Stéphane Colle rêvait de travailler aux États-Unis. Le Québécois âgé de 31 ans a obtenu deux diplômes de maîtrise à l'Université de l'Idaho. Après ses études et son retour au Canada en juillet, l’homme originaire de Saint-Eustache a reçu une offre d’emploi en tant qu’entraîneur sportif dans une université de l’Iowa.

Stéphane Colle en pleine course.

Stéphane Colle a étudié aux États-Unis, mais son rêve d'y travailler est en suspens.

Photo : Fournie par Stéphane Colle

Armé de documents fournis par l'Université, il a franchi la frontière entre l'Alberta et le Montana le 2 août et demandé un visa de travail professionnel non immigrant, qui peut être obtenu à la frontière américaine.

Le métier d'entraîneur sportif ne figure pas sur la liste des professions acceptées, mais l'université pensait qu'il serait en mesure d'obtenir un visa dans la catégorie des professionnels de la santé.

Cela n'a pas été le cas. Stéphane Colle a été déclaré immigrant sans visa et a été renvoyé avec une interdiction d'entrer au pays pendant cinq ans.

Je ne pense pas que je mérite ça.
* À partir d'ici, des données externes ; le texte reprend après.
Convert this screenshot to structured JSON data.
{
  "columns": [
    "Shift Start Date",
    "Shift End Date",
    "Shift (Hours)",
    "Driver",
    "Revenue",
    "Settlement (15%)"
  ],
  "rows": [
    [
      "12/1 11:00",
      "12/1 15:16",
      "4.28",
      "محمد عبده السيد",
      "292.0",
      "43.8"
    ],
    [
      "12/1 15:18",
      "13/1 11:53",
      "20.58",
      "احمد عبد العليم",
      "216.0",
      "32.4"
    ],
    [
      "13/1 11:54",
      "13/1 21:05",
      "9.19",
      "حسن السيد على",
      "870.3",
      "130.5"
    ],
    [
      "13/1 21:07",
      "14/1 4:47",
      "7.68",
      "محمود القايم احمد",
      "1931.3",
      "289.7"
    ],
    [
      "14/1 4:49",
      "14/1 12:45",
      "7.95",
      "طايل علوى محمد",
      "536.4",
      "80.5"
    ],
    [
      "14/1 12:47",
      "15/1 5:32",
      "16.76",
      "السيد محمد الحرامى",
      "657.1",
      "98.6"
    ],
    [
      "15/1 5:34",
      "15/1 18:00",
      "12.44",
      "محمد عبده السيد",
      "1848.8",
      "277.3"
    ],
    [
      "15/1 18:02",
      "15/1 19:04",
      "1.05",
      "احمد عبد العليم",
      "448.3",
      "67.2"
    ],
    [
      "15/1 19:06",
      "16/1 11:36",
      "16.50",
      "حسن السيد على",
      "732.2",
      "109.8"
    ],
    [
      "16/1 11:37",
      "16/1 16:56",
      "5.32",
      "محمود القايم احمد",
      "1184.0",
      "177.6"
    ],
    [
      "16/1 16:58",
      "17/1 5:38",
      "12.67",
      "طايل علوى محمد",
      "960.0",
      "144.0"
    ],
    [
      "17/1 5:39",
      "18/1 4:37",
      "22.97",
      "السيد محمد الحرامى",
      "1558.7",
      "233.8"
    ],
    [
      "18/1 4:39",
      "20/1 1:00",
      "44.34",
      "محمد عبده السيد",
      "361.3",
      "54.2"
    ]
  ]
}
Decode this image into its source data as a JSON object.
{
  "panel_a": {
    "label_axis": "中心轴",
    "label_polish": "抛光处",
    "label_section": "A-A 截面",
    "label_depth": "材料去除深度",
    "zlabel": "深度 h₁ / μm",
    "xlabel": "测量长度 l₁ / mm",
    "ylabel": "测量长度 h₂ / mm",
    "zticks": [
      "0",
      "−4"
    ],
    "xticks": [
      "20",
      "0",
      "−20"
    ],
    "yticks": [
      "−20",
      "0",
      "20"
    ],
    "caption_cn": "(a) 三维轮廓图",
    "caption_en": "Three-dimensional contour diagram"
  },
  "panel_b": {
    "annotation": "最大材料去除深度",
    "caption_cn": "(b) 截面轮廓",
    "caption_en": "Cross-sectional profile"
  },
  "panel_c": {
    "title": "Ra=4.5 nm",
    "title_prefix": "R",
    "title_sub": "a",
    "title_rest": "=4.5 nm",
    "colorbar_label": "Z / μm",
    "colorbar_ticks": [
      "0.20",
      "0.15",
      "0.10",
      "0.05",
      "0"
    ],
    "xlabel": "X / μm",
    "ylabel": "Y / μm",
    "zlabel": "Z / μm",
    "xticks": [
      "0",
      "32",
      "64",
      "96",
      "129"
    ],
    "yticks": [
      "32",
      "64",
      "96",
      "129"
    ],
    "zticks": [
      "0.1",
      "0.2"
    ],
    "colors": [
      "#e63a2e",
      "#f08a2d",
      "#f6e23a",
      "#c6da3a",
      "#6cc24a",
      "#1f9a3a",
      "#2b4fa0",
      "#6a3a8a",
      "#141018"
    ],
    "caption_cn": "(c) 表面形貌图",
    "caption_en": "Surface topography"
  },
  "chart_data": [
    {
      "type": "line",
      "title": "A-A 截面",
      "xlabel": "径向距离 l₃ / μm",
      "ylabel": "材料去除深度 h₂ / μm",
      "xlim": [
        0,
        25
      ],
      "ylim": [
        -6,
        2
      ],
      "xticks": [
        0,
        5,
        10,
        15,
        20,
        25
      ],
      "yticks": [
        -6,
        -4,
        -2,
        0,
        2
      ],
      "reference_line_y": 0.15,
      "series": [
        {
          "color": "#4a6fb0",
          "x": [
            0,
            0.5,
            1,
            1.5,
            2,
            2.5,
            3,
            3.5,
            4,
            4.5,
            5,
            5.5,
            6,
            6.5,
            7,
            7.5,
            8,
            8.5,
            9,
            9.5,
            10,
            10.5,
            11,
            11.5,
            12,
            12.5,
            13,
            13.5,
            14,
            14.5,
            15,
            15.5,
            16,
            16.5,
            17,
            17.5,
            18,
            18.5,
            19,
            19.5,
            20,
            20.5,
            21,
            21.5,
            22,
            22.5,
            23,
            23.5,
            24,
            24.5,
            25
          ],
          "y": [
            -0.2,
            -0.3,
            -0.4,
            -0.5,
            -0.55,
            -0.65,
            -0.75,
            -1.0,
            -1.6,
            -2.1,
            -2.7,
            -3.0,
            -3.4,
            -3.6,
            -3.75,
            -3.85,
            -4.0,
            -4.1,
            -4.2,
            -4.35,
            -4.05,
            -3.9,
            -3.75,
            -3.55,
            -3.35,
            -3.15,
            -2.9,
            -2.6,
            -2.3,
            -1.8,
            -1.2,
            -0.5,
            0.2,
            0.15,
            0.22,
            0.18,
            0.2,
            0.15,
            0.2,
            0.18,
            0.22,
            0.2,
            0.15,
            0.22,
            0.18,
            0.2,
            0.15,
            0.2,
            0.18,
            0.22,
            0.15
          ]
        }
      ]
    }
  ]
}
J'ai suivi toutes les règles.

Stéphane Colle

Il envisage de déposer une demande de dérogation lui permettant d'entrer aux États-Unis, mais cela lui coûtera près de 4000 $ en frais d'avocat et en frais administratifs, sans aucune garantie de succès.

Un avocat spécialisé en immigration Richard Kurland explique cette augmentation des cas de renvois par la croissance économique américaine. Le taux de chômage chez nos voisins du sud est descendu à un palier inégalé depuis 50 ans, à tel point, dit-il, que les Canadiens qui perdent leur emploi songent à se rendre aux États-Unis pour trouver du travail sans en avoir le droit.

Pour les agents frontaliers, le profil est important, ajoute M. Kurland : Est-ce que la personne est jeune, a-t-elle de la propriété au Canada, a-t-elle un emploi à temps plein? Sinon, il y a un motif de croire que la personne pourrait travailler illégalement.

Mauvaise figure pour les États-Unis

L’avocat Andrew Hayes craint que la multiplication des interdictions de cinq ans ne puisse inciter les gens à mentir à la frontière pour éviter d’éveiller les soupçons. Parfois, en pénalisant les gens honnêtes, on encourage les autres à être malhonnêtes, souligne-t-il.

Il espère que les États-Unis revoient leur façon de traiter les Canadiens à la frontière. C’est certainement un oeil au beurre noir pour les Américains, quand vous regardez cela d’un point de vue canadien.